Of course, the text is imprecise and creates many difficulties in this form. An obligation could be foreseen for the bodies of the GIT to give reasons for their refusals and for them to be subject to judicial review. Furthermore, in relation to the obligation to agree with TELC, there is currently no time limit for this and sometimes responses are delayed for months and years. Provision of a suitable short time limit for judgment would facilitate the procedure.

Regarding § 6 of the bill.

If the provisions of Art. 136a of the CT will not apply to small and micro-enterprises, what does this actually mean? Does it mean that small and micro businesses will not be able to extend the working hours of their employees or that they can do so without having to comply with the procedure of Art. 136a of the Criminal Code.

Similarly for the provision of Art. 138a of the CT on the introduction of part-time work.
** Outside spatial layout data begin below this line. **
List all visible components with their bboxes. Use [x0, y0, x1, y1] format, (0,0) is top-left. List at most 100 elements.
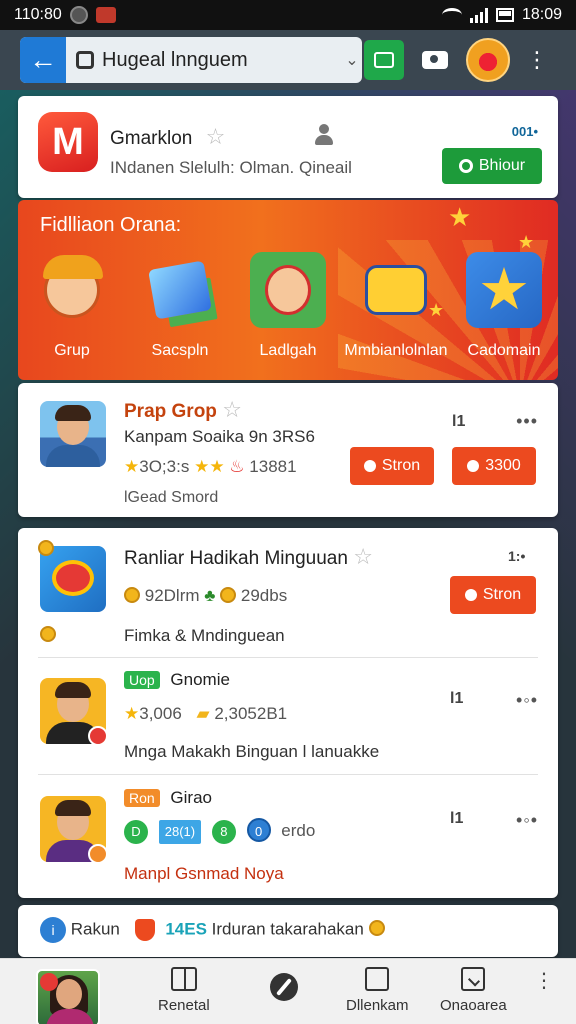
- start-button[interactable]: Stron: [350, 447, 434, 485]
- overflow-menu-icon[interactable]: ⋮: [534, 971, 554, 991]
- star-icon: ★: [124, 457, 140, 476]
- info-label: Rakun: [70, 919, 120, 939]
- user-thumbnail[interactable]: [40, 796, 106, 862]
- gem-icon: [142, 252, 218, 328]
- status-pill: 8: [211, 820, 236, 844]
- wifi-icon: [441, 8, 462, 22]
- favorite-star-icon[interactable]: ☆: [222, 397, 242, 422]
- banner-item[interactable]: Sacspln: [128, 252, 232, 360]
- banner-item[interactable]: Ladlgah: [236, 252, 340, 360]
- nav-item-explore[interactable]: [270, 973, 298, 1001]
- item-title-text: Girao: [170, 788, 212, 807]
- inbox-icon: [461, 967, 486, 991]
- item-rating-row: ★3,006 ▰ 2,3052B1: [124, 704, 287, 724]
- screen-icon: [374, 52, 394, 68]
- circle-icon: [458, 159, 473, 173]
- banner-item[interactable]: Mmbianlolnlan: [344, 252, 448, 360]
- status-time-right: 18:09: [521, 6, 562, 23]
- item-tag: Uop: [124, 671, 160, 689]
- book-icon: [170, 967, 197, 991]
- banner-item-label: Sacspln: [151, 342, 209, 359]
- favorite-star-icon[interactable]: ☆: [353, 544, 373, 569]
- item-desc: Mnga Makakh Binguan l lanuakke: [124, 742, 380, 761]
- reward-thumbnail: [40, 546, 106, 612]
- price-button-label: 3300: [485, 457, 521, 474]
- signal-icon: [469, 7, 488, 23]
- item-tag: Ron: [124, 789, 160, 807]
- user-thumbnail[interactable]: [40, 678, 106, 744]
- status-pill: 0: [246, 818, 271, 842]
- item-rating-row: ★3O;3:s ★★ ♨ 13881: [124, 457, 297, 477]
- nav-item-shop[interactable]: Dllenkam: [346, 967, 409, 1014]
- price-button[interactable]: 3300: [452, 447, 536, 485]
- app-name: Gmarklon ☆: [110, 124, 225, 150]
- divider: [38, 774, 538, 775]
- banner-items: Grup Sacspln Ladlgah Mmbianlolnlan ★ Cad…: [18, 252, 558, 360]
- info-text: Irduran takarahakan: [211, 919, 364, 939]
- screen-capture-button[interactable]: [364, 40, 404, 80]
- item-coins-row: 92Dlrm ♣ 29dbs: [124, 586, 287, 606]
- user-icon[interactable]: [314, 124, 334, 146]
- featured-banner[interactable]: Fidlliaon Orana: ★ ★ ★ Grup Sacspln Ladl…: [18, 200, 558, 380]
- chevron-down-icon[interactable]: ⌄: [342, 50, 362, 70]
- address-bar[interactable]: ← Hugeal lnnguem ⌄: [20, 37, 362, 83]
- item-title: Ranliar Hadikah Minguuan ☆: [124, 544, 373, 570]
- star-icon: ★: [124, 704, 140, 723]
- item-rating: 3,006: [139, 704, 182, 723]
- nav-item-inbox[interactable]: Onaoarea: [440, 967, 507, 1014]
- compass-icon: [270, 973, 298, 1001]
- item-desc: Manpl Gsnmad Noya: [124, 864, 284, 883]
- camera-icon[interactable]: [422, 51, 448, 69]
- star-icon: ★★: [194, 457, 225, 476]
- gold-icon: ▰: [196, 704, 210, 723]
- notification-icon: [69, 6, 88, 24]
- more-dots-icon[interactable]: •◦•: [516, 690, 538, 711]
- nav-item-library[interactable]: Renetal: [158, 967, 210, 1014]
- list-card: Ranliar Hadikah Minguuan ☆ 1:• 92Dlrm ♣ …: [18, 528, 558, 898]
- item-meta: 2,3052B1: [214, 704, 288, 723]
- user-thumbnail: [40, 401, 106, 467]
- overflow-menu-icon[interactable]: ⋮: [526, 49, 548, 71]
- doll-icon: [250, 252, 326, 328]
- banner-title: Fidlliaon Orana:: [40, 214, 182, 236]
- favorite-star-icon[interactable]: ☆: [206, 124, 226, 149]
- profile-avatar[interactable]: [36, 969, 100, 1024]
- app-header-card: M Gmarklon ☆ INdanen Slelulh: Olman. Qin…: [18, 96, 558, 198]
- bag-icon: [365, 967, 390, 991]
- item-title-text: Prap Grop: [124, 401, 217, 422]
- profile-avatar[interactable]: [466, 38, 510, 82]
- side-count: 1:•: [508, 548, 526, 564]
- info-card[interactable]: i Rakun 14ES Irduran takarahakan: [18, 905, 558, 957]
- item-title-text: Gnomie: [170, 670, 230, 689]
- item-coins: 92Dlrm: [144, 586, 200, 605]
- banner-item[interactable]: Grup: [20, 252, 124, 360]
- divider: [38, 657, 538, 658]
- banner-item-label: Grup: [54, 342, 90, 359]
- follow-button[interactable]: Bhiour: [442, 148, 542, 184]
- more-dots-icon[interactable]: •••: [516, 411, 538, 432]
- nav-label: Onaoarea: [440, 997, 507, 1014]
- more-dots-icon[interactable]: •◦•: [516, 810, 538, 831]
- app-count: 001•: [511, 124, 538, 139]
- coin-icon: [467, 460, 480, 472]
- status-time-left: 110:80: [14, 6, 62, 23]
- app-notification-icon: [95, 7, 116, 23]
- shield-icon: [134, 919, 155, 941]
- character-icon: [34, 252, 110, 328]
- app-toolbar: ← Hugeal lnnguem ⌄ ⋮: [0, 30, 576, 90]
- banner-item[interactable]: ★ Cadomain: [452, 252, 556, 360]
- item-pills-row: D 28(1) 8 0 erdo: [124, 818, 315, 844]
- item-desc: Fimka & Mndinguean: [124, 626, 285, 645]
- item-meta-value: 13881: [249, 457, 297, 476]
- lock-icon: [76, 51, 94, 69]
- battery-icon: [495, 8, 514, 22]
- list-card[interactable]: Prap Grop ☆ Kanpam Soaika 9n 3RS6 ★3O;3:…: [18, 383, 558, 517]
- nav-label: Renetal: [158, 997, 210, 1014]
- info-icon: i: [40, 917, 66, 943]
- start-button[interactable]: Stron: [450, 576, 536, 614]
- star-decoration-icon: ★: [518, 232, 535, 252]
- banner-item-label: Cadomain: [467, 342, 541, 359]
- back-arrow-icon[interactable]: ←: [20, 37, 66, 83]
- play-icon: [363, 460, 376, 472]
- status-bar: 110:80 18:09: [0, 0, 576, 30]
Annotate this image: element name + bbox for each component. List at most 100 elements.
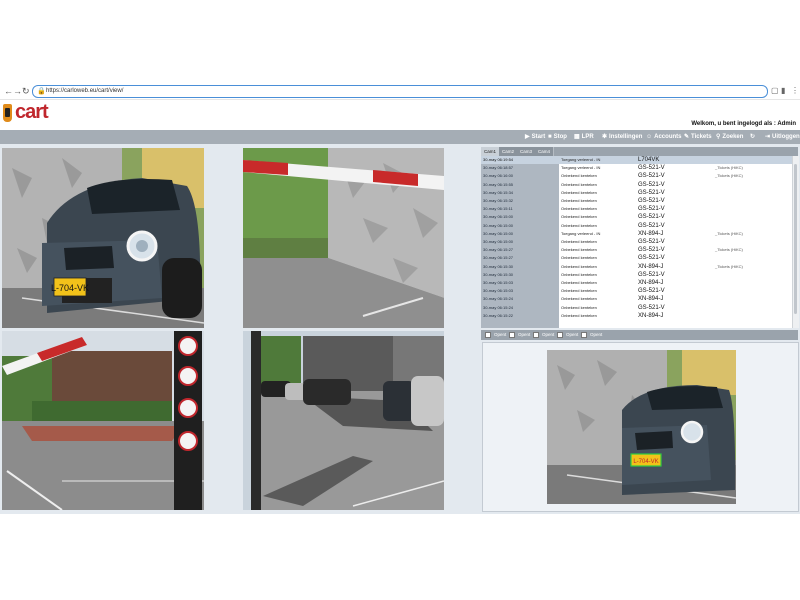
camera-view-4[interactable] bbox=[243, 331, 444, 510]
log-row[interactable]: 30-may 06:15:32 Onbekend kenteken GS-521-V bbox=[481, 197, 798, 205]
accounts-label: Accounts bbox=[654, 134, 682, 140]
checkbox[interactable] bbox=[485, 331, 491, 338]
option-3[interactable]: Opent bbox=[533, 330, 554, 340]
lpr-button[interactable]: ▦ LPR bbox=[574, 130, 594, 144]
log-row[interactable]: 30-may 06:15:11 Onbekend kenteken GS-521-V bbox=[481, 205, 798, 213]
log-row[interactable]: 30-may 06:19:54 Toegang verleend - IN L704… bbox=[481, 156, 798, 165]
log-row[interactable]: 30-may 06:15:03 Onbekend kenteken GS-521-V bbox=[481, 287, 798, 295]
log-row[interactable]: 30-may 06:15:22 Onbekend kenteken XN-894-J bbox=[481, 312, 798, 320]
log-row[interactable]: 30-may 06:16:00 Onbekend kenteken GS-521-V… bbox=[481, 172, 798, 180]
log-row[interactable]: 30-may 06:15:00 Onbekend kenteken GS-521-V bbox=[481, 213, 798, 221]
log-row[interactable]: 30-may 06:15:27 Onbekend kenteken GS-521-V… bbox=[481, 246, 798, 254]
event-log: 30-may 06:19:54 Toegang verleend - IN L704… bbox=[481, 156, 798, 328]
log-extra: _Tickets (HiKC) bbox=[715, 263, 743, 269]
camera-view-2[interactable] bbox=[243, 148, 444, 328]
log-time: 30-may 06:15:22 bbox=[483, 312, 514, 318]
settings-button[interactable]: ✱ Instellingen bbox=[602, 130, 642, 144]
log-plate: GS-521-V bbox=[638, 198, 665, 204]
log-event: Onbekend kenteken bbox=[561, 263, 597, 269]
logout-button[interactable]: ⇥ Uitloggen bbox=[765, 130, 800, 144]
checkbox[interactable] bbox=[533, 331, 539, 338]
lpr-icon: ▦ bbox=[574, 134, 580, 140]
camera-2-image bbox=[243, 148, 444, 328]
log-row[interactable]: 30-may 06:15:24 Onbekend kenteken GS-521-V bbox=[481, 304, 798, 312]
option-1[interactable]: Opent bbox=[485, 330, 506, 340]
refresh-button[interactable]: ↻ bbox=[750, 130, 757, 144]
search-button[interactable]: ⚲ Zoeken bbox=[716, 130, 743, 144]
extension-icon[interactable]: ▢ bbox=[771, 85, 779, 97]
log-row[interactable]: 30-may 06:15:00 Toegang verleend - IN XN-8… bbox=[481, 230, 798, 238]
log-plate: GS-521-V bbox=[638, 239, 665, 245]
log-scrollbar[interactable] bbox=[792, 156, 799, 328]
tab-cam3[interactable]: Cam3 bbox=[517, 147, 537, 156]
gear-icon: ✱ bbox=[602, 134, 608, 140]
tickets-button[interactable]: ✎ Tickets bbox=[684, 130, 712, 144]
option-5[interactable]: Opent bbox=[581, 330, 602, 340]
log-extra: _Tickets (HiKC) bbox=[715, 173, 743, 179]
menu-icon[interactable]: ⋮ bbox=[791, 85, 799, 97]
sidebar-icon[interactable]: ▮ bbox=[781, 85, 785, 97]
log-row[interactable]: 30-may 06:15:24 Onbekend kenteken XN-894-J bbox=[481, 295, 798, 303]
address-bar[interactable]: 🔒 https://carloweb.eu/cart/view/ bbox=[32, 85, 768, 98]
stop-button[interactable]: ■ Stop bbox=[548, 130, 567, 144]
forward-icon[interactable]: → bbox=[13, 84, 22, 98]
camera-3-image bbox=[2, 331, 204, 510]
tab-cam2[interactable]: Cam2 bbox=[499, 147, 519, 156]
log-time: 30-may 06:15:24 bbox=[483, 304, 514, 310]
checkbox[interactable] bbox=[581, 331, 587, 338]
log-row[interactable]: 30-may 06:15:34 Onbekend kenteken GS-521-V bbox=[481, 189, 798, 197]
log-plate: XN-894-J bbox=[638, 296, 664, 303]
camera-tabs: Cam1 Cam2 Cam3 Cam4 bbox=[481, 147, 798, 156]
log-event: Onbekend kenteken bbox=[561, 198, 597, 203]
log-row[interactable]: 30-may 06:18:57 Toegang verleend - IN GS-5… bbox=[481, 164, 798, 172]
back-icon[interactable]: ← bbox=[4, 84, 13, 98]
log-plate: GS-521-V bbox=[638, 247, 665, 254]
tab-cam1[interactable]: Cam1 bbox=[481, 147, 501, 156]
option-label: Opent bbox=[590, 332, 603, 337]
gate-options: Opent Opent Opent Opent Opent bbox=[481, 330, 798, 340]
url-text[interactable]: https://carloweb.eu/cart/view/ bbox=[46, 86, 123, 97]
tab-cam4[interactable]: Cam4 bbox=[535, 147, 555, 156]
log-event: Toegang verleend - IN bbox=[561, 157, 601, 162]
camera-1-plate: L-704-VK bbox=[51, 283, 89, 293]
snapshot-panel: L-704-VK bbox=[482, 342, 799, 512]
checkbox[interactable] bbox=[557, 331, 563, 338]
option-4[interactable]: Opent bbox=[557, 330, 578, 340]
log-time: 30-may 06:15:55 bbox=[483, 181, 514, 187]
snapshot-image[interactable]: L-704-VK bbox=[547, 350, 736, 504]
log-plate: GS-521-V bbox=[638, 214, 665, 221]
option-2[interactable]: Opent bbox=[509, 330, 530, 340]
log-row[interactable]: 30-may 06:15:00 Onbekend kenteken GS-521-V bbox=[481, 238, 798, 246]
log-plate: GS-521-V bbox=[638, 173, 665, 180]
camera-view-1[interactable]: L-704-VK bbox=[2, 148, 204, 328]
log-row[interactable]: 30-may 06:15:00 Onbekend kenteken GS-521-V bbox=[481, 222, 798, 230]
log-row[interactable]: 30-may 06:15:55 Onbekend kenteken GS-521-V bbox=[481, 181, 798, 189]
user-icon: ☺ bbox=[646, 134, 653, 140]
log-event: Onbekend kenteken bbox=[561, 239, 597, 244]
log-event: Toegang verleend - IN bbox=[561, 165, 601, 171]
log-time: 30-may 06:15:34 bbox=[483, 189, 514, 195]
log-event: Toegang verleend - IN bbox=[561, 230, 601, 236]
browser-toolbar: ← → ↻ 🔒 https://carloweb.eu/cart/view/ ▢… bbox=[0, 83, 800, 100]
log-plate: GS-521-V bbox=[638, 255, 665, 262]
ticket-icon: ✎ bbox=[684, 134, 690, 140]
log-event: Onbekend kenteken bbox=[561, 304, 597, 310]
log-time: 30-may 06:15:00 bbox=[483, 214, 514, 220]
log-plate: GS-521-V bbox=[638, 271, 665, 278]
camera-4-image bbox=[243, 331, 444, 510]
start-label: Start bbox=[531, 134, 546, 140]
camera-view-3[interactable] bbox=[2, 331, 204, 510]
log-row[interactable]: 30-may 06:15:03 Onbekend kenteken XN-894-J bbox=[481, 279, 798, 287]
reload-icon[interactable]: ↻ bbox=[22, 84, 30, 98]
log-row[interactable]: 30-may 06:15:30 Onbekend kenteken XN-894-J… bbox=[481, 263, 798, 271]
checkbox[interactable] bbox=[509, 331, 515, 338]
accounts-button[interactable]: ☺ Accounts bbox=[646, 130, 681, 144]
log-plate: GS-521-V bbox=[638, 288, 665, 295]
scrollbar-thumb[interactable] bbox=[794, 164, 797, 314]
lock-icon: 🔒 bbox=[37, 88, 46, 95]
log-row[interactable]: 30-may 06:15:27 Onbekend kenteken GS-521-V bbox=[481, 254, 798, 262]
play-icon: ▶ bbox=[525, 134, 530, 140]
log-event: Onbekend kenteken bbox=[561, 181, 597, 187]
start-button[interactable]: ▶ Start bbox=[525, 130, 545, 144]
log-row[interactable]: 30-may 06:15:30 Onbekend kenteken GS-521-V bbox=[481, 271, 798, 279]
It will not be able to introduce part-time work at all or will be able to introduce part-time work for its employees for whatever period it decides and will not be bound by the provisions of Art. 138a of the CT?

In the same way and regarding the provision of Art. 181 of the Civil Code - why should the legal status of the obligations to have the Rules for the Internal Labor Order be different for a micro-enterprise compared to a large employer. Does this mean that the small and micro-employer does not have an internal work order and does not observe a certain labor discipline, which is also due to a large or medium-sized employer?

So proposed, the texts, instead of facilitating the introduction of part-time or extended working hours for micro-enterprises, may lead to the opposite effect through their ambiguous interpretation due to the above considerations. In order to create a real possibility for small and micro-enterprises to introduce part-time working hours, as well as to extend working hours under reduced conditions, a new text must be introduced, according to which the provisions of Art. 138a, para. 3, item 3 shall not apply to micro-enterprises and small enterprises in case of production necessity.

The proposal to repeal § 3h of the Transitional Provisions is reasonable and logical in relation to the proposed change in §2.